"Gerade weil Staat und Kirche Partner sind, ist hier auch der Staat gefragt", sagte Rörig der "Süddeutschen Zeitung" (Montag). Der Staat trage Verantwortung für alle Kinder, auch für die, die sich in Obhut der Kirche befinden. Der Staat müsse daher ein Interesse an einer tiefgehenden Aufarbeitung haben.

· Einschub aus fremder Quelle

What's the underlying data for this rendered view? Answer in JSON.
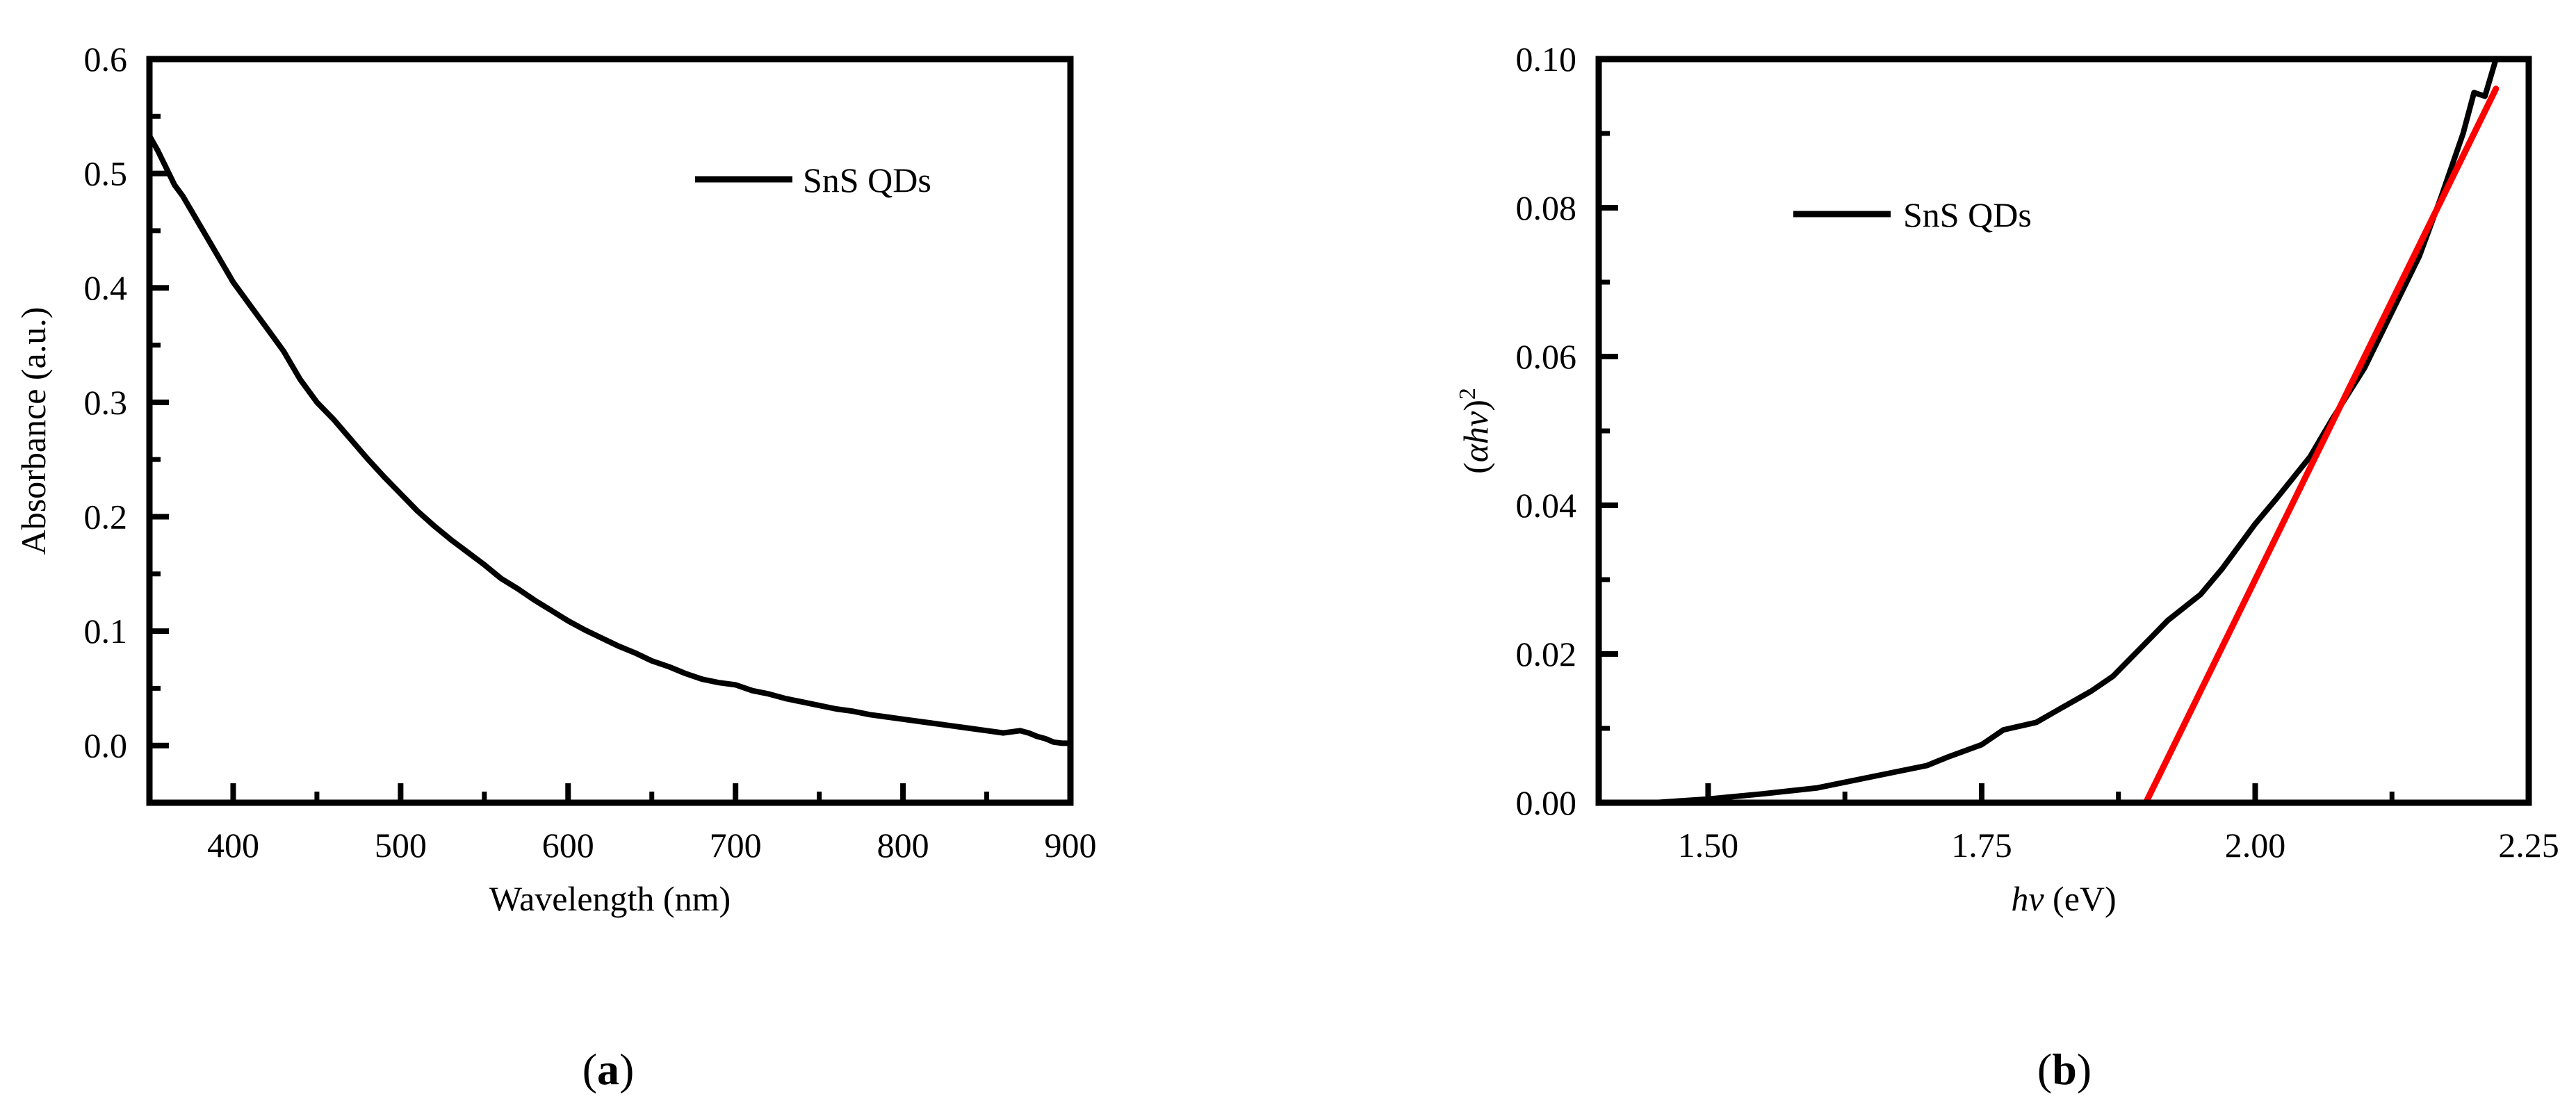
{
  "chart_data": [
    {
      "type": "line",
      "panel_label": "a",
      "xlabel": "Wavelength (nm)",
      "ylabel": "Absorbance (a.u.)",
      "xlim": [
        350,
        900
      ],
      "ylim": [
        -0.05,
        0.6
      ],
      "xticks": [
        400,
        500,
        600,
        700,
        800,
        900
      ],
      "xtick_labels": [
        "400",
        "500",
        "600",
        "700",
        "800",
        "900"
      ],
      "yticks": [
        0.0,
        0.1,
        0.2,
        0.3,
        0.4,
        0.5,
        0.6
      ],
      "ytick_labels": [
        "0.0",
        "0.1",
        "0.2",
        "0.3",
        "0.4",
        "0.5",
        "0.6"
      ],
      "grid": false,
      "legend_position": "top-right",
      "series": [
        {
          "name": "SnS QDs",
          "color": "#000000",
          "x": [
            350,
            355,
            360,
            365,
            370,
            380,
            390,
            400,
            410,
            420,
            430,
            440,
            450,
            460,
            470,
            480,
            490,
            500,
            510,
            520,
            530,
            540,
            550,
            560,
            570,
            580,
            590,
            600,
            610,
            620,
            630,
            640,
            650,
            660,
            670,
            680,
            690,
            700,
            710,
            720,
            730,
            740,
            750,
            760,
            770,
            780,
            790,
            800,
            810,
            820,
            830,
            840,
            850,
            860,
            865,
            870,
            875,
            880,
            885,
            890,
            895,
            900
          ],
          "y": [
            0.533,
            0.52,
            0.505,
            0.49,
            0.48,
            0.455,
            0.43,
            0.405,
            0.385,
            0.365,
            0.345,
            0.32,
            0.3,
            0.285,
            0.268,
            0.251,
            0.235,
            0.22,
            0.205,
            0.192,
            0.18,
            0.169,
            0.158,
            0.146,
            0.137,
            0.127,
            0.118,
            0.109,
            0.101,
            0.094,
            0.087,
            0.081,
            0.074,
            0.069,
            0.063,
            0.058,
            0.055,
            0.053,
            0.048,
            0.045,
            0.041,
            0.038,
            0.035,
            0.032,
            0.03,
            0.027,
            0.025,
            0.023,
            0.021,
            0.019,
            0.017,
            0.015,
            0.013,
            0.011,
            0.012,
            0.013,
            0.011,
            0.008,
            0.006,
            0.003,
            0.002,
            0.002
          ]
        }
      ]
    },
    {
      "type": "line",
      "panel_label": "b",
      "xlabel_italic": "hv",
      "xlabel_unit": " (eV)",
      "ylabel_prefix": "(",
      "ylabel_italic": "αhv",
      "ylabel_suffix": ")",
      "ylabel_superscript": "2",
      "xlim": [
        1.4,
        2.25
      ],
      "ylim": [
        0.0,
        0.1
      ],
      "xticks": [
        1.5,
        1.75,
        2.0,
        2.25
      ],
      "xtick_labels": [
        "1.50",
        "1.75",
        "2.00",
        "2.25"
      ],
      "yticks": [
        0.0,
        0.02,
        0.04,
        0.06,
        0.08,
        0.1
      ],
      "ytick_labels": [
        "0.00",
        "0.02",
        "0.04",
        "0.06",
        "0.08",
        "0.10"
      ],
      "grid": false,
      "legend_position": "top-left",
      "series": [
        {
          "name": "SnS QDs",
          "color": "#000000",
          "x": [
            1.4,
            1.45,
            1.5,
            1.55,
            1.6,
            1.65,
            1.7,
            1.72,
            1.75,
            1.77,
            1.8,
            1.82,
            1.85,
            1.87,
            1.9,
            1.92,
            1.95,
            1.97,
            2.0,
            2.02,
            2.05,
            2.07,
            2.1,
            2.12,
            2.15,
            2.17,
            2.19,
            2.2,
            2.21,
            2.22
          ],
          "y": [
            0.0,
            0.0,
            0.0005,
            0.0012,
            0.002,
            0.0035,
            0.005,
            0.0062,
            0.0078,
            0.0098,
            0.0108,
            0.0125,
            0.015,
            0.017,
            0.0215,
            0.0245,
            0.028,
            0.0315,
            0.0375,
            0.041,
            0.0465,
            0.0515,
            0.0585,
            0.0645,
            0.0735,
            0.0815,
            0.09,
            0.0955,
            0.095,
            0.1
          ]
        },
        {
          "name": "",
          "color": "#ff0000",
          "x": [
            1.9,
            2.22
          ],
          "y": [
            0.0,
            0.096
          ]
        }
      ]
    }
  ]
}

Laut Rörig sollten Verträge zwischen Staat und Kirchen ein Akteneinsichtsrecht für Betroffene, Ermittlungs- und Zugangsbefugnisse sowie Entschädigungsansprüche regeln. Bislang führen die Kirchen die Aufarbeitung in Eigenregie. Viele Kirchenvertreter spürten aber, dass es so nicht weitergehe, sagte der unabhängige Beauftragte der Bundesregierung für Fragen des sexuellen Kindesmissbrauchs: "Es braucht einen weiteren, mutigen Schritt, um den Vertrauensverlust zu stoppen, um diese Schuld aufzuarbeiten."
"Ein erster, respektabler Schritt der Aufklärung"

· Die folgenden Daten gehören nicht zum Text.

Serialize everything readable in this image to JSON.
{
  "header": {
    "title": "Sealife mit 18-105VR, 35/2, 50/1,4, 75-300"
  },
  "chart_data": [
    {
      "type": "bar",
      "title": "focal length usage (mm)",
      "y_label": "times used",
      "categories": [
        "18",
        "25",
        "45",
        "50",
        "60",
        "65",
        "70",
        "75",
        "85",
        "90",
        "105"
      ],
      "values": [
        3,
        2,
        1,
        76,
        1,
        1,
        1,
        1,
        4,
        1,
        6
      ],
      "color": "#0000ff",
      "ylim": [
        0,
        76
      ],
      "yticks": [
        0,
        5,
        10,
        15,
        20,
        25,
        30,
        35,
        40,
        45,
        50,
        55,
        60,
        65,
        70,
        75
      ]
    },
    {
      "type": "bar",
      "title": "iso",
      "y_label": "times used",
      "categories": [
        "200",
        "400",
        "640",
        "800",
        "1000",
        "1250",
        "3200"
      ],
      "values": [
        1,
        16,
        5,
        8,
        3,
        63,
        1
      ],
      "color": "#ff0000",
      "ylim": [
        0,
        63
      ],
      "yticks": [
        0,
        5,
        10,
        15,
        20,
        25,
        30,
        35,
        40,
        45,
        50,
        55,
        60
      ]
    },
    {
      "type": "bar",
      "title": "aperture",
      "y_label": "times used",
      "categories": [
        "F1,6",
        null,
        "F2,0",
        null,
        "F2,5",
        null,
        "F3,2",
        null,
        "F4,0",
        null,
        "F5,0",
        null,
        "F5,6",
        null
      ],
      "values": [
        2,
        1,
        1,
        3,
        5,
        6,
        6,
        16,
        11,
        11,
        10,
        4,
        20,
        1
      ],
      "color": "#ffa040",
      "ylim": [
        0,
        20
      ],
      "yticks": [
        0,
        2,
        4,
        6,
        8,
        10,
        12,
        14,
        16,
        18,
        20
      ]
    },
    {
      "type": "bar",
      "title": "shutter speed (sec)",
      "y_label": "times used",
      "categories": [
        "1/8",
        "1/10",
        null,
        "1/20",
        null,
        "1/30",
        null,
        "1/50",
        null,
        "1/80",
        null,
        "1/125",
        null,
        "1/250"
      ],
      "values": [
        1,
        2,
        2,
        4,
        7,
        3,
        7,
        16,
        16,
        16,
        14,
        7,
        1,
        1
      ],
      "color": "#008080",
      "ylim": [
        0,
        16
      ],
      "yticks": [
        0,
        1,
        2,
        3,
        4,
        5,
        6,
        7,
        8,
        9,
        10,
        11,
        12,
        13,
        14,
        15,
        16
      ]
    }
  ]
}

Rörig zeigte sich erschüttert über die Ergebnisse der Studie. "Über die Zahlen, die jetzt öffentlich sind, wundere ich mich leider nicht", sagte er. Die katholische Kirche müsse nun die Debatte über die Frage intensivieren, inwieweit ihre Strukturen dazu beigetragen haben, "dass Missbrauch tausendfach begangen und verdeckt werden konnte". Die von der Bischofskonferenz in Auftrag gegebene Studie sei "ein erster, respektabler Schritt der Aufklärung", der aber klare Grenzen habe. "Eine unabhängige Aufarbeitung muss weiter gehen", betonte der Missbrauchsbeauftragte.
Die deutschen katholischen Bischöfe stellen am Dienstag bei ihrer Herbst-Vollversammlung in Fulda die in ihrem Auftrag erstellte Studie über die Missbrauchsfälle in der Kirche vor. Laut «Spiegel» und «Zeit» weist die Studie zwischen 1946 und 2014 insgesamt 3.677 Kinder und Jugendliche als Opfer sexueller Vergehen durch 1.670 Priester, Ordensmänner und Diakone aus.